The Wild also wanted Gaborik to hear about how they evaluate players, what their short-and long-term strategies are for building the roster, and how they believe he fits with them.
"He got a higher level of information than any other player has gotten. He was really pleasantly surprised," Lynn said. "We thought the meeting went well, and Marian expressed the same thing."
Gaborik's agent, Ron Salcer, concurred.
"I have a lot of respect for how they handled that," Salcer said. "It was a smart move on their behalf."
Gaborik will make US$7.5 million in the last of three years on his current contract, which he signed in July 2006. If the two sides don't agree on a length and an amount of money for his next deal over the next month, the Wild might have to trade him. They can continue to talk during the season, but that's a distraction players and teams always want to avoid.
"I don't control what they do. I just represent Marian," Salcer said. "He really has no decisions to make. The experience playing for the Minnesota Wild has been great. We have no bones to pick about anything. I really feel that Marian has been treated well and has enjoyed his career there to date."

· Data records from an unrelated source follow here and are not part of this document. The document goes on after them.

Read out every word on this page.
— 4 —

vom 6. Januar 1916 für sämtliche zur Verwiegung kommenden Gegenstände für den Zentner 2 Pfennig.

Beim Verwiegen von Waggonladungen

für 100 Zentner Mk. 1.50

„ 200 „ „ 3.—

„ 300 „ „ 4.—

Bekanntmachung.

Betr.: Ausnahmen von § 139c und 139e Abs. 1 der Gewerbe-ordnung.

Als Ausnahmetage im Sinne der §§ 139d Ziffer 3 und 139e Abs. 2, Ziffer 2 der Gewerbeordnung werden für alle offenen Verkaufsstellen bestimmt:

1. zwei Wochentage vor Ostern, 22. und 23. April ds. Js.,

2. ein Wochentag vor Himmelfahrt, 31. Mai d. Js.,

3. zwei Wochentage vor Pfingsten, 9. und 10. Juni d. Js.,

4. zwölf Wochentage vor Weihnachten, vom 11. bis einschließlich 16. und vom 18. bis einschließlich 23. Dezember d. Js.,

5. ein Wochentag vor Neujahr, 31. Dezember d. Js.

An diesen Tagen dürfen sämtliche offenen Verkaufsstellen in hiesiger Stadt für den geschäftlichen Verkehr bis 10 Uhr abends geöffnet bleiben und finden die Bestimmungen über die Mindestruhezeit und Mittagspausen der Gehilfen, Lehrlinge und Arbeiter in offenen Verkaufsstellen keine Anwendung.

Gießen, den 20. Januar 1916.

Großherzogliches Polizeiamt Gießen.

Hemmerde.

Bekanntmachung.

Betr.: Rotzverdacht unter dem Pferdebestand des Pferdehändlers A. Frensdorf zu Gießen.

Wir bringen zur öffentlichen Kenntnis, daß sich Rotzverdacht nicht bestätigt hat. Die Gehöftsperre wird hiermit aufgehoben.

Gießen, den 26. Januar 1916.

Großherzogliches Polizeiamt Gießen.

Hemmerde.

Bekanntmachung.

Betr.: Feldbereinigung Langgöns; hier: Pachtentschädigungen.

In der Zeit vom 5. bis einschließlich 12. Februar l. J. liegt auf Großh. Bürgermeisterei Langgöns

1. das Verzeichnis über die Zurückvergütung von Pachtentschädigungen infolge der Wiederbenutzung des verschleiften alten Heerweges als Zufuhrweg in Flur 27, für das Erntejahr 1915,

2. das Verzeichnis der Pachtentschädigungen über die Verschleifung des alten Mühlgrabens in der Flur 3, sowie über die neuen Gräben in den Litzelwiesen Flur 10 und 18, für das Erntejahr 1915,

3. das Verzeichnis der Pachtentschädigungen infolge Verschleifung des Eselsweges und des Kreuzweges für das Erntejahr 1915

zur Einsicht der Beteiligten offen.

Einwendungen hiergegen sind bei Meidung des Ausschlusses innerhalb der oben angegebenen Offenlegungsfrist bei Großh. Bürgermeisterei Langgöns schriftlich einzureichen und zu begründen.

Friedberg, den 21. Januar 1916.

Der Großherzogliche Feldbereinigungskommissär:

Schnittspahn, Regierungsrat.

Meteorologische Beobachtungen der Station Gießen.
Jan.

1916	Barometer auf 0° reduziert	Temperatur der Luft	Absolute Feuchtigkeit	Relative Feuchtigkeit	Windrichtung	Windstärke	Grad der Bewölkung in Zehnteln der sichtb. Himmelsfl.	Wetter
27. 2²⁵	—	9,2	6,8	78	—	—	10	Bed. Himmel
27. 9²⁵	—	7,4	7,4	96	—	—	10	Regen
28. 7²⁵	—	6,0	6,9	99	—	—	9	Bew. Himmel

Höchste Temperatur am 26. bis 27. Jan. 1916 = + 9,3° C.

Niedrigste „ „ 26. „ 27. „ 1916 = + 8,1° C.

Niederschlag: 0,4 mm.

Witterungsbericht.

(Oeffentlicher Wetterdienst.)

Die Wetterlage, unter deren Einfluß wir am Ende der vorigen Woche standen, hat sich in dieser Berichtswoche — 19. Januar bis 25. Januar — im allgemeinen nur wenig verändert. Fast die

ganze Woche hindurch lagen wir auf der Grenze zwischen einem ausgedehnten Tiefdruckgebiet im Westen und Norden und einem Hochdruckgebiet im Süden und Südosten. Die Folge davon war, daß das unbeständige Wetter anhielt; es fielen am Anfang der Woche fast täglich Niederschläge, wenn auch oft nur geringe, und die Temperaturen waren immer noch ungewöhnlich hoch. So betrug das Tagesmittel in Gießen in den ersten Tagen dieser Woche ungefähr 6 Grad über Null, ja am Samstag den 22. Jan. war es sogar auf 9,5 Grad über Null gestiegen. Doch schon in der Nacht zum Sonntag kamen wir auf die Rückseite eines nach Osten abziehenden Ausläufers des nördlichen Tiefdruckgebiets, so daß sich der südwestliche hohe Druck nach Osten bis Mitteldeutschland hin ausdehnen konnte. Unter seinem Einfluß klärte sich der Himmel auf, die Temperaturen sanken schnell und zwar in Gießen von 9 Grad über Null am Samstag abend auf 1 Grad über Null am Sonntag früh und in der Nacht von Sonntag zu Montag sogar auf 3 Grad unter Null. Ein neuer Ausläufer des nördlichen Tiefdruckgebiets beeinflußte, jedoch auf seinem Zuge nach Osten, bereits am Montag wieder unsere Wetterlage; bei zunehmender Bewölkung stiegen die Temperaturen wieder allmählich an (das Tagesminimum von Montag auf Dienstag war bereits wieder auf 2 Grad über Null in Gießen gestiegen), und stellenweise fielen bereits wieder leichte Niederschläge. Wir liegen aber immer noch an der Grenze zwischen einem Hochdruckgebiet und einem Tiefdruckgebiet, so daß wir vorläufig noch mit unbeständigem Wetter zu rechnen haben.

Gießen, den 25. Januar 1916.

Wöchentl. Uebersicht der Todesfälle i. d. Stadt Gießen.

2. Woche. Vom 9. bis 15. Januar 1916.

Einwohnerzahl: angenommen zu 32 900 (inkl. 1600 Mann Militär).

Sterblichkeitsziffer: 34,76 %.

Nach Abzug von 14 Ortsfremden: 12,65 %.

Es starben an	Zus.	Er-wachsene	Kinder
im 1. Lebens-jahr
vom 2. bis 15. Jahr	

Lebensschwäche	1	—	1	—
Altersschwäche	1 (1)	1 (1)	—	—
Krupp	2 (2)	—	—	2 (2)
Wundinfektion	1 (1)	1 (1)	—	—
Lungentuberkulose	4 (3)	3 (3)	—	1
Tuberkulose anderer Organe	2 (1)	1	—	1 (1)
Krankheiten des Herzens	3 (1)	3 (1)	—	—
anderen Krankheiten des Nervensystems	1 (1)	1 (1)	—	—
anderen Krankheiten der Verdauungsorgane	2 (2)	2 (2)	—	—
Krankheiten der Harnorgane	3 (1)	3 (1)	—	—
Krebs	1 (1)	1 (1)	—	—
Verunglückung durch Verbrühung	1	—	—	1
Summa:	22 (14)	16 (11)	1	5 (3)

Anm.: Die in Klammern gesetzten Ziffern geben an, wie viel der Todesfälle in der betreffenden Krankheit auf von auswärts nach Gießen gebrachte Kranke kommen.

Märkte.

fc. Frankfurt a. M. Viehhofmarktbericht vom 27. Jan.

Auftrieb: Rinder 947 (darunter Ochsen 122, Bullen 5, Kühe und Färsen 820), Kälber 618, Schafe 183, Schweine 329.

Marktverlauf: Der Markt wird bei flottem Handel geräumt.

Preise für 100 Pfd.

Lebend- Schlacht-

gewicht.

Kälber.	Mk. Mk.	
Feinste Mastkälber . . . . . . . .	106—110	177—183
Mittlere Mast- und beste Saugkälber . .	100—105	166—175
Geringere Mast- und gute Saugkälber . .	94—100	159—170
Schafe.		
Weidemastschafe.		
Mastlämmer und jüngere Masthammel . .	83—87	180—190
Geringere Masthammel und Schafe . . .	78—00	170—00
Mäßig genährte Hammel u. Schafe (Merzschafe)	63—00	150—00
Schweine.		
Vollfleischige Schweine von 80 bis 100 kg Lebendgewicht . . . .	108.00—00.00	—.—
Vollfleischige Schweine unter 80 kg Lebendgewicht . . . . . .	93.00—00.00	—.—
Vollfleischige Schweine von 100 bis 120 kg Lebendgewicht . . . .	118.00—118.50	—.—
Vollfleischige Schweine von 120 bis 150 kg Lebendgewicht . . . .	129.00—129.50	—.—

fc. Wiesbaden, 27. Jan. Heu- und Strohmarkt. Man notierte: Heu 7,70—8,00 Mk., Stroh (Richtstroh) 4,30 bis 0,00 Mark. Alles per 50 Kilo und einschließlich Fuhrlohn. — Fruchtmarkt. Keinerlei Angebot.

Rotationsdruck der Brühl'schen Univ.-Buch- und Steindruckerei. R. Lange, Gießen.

Gaborik could choose to play the season and test free agency next summer to potentially maximize his earnings and see what other teams are interested. But the security of signing a long deal - likely between four and seven years - is attractive, too.
"As far as the future, it would be all hypothetical for me to speculate on what may or may not happen," Salcer said. "We're not saying no, we're not saying yes to anything other than living up to our obligation to play this season. Then we'll see."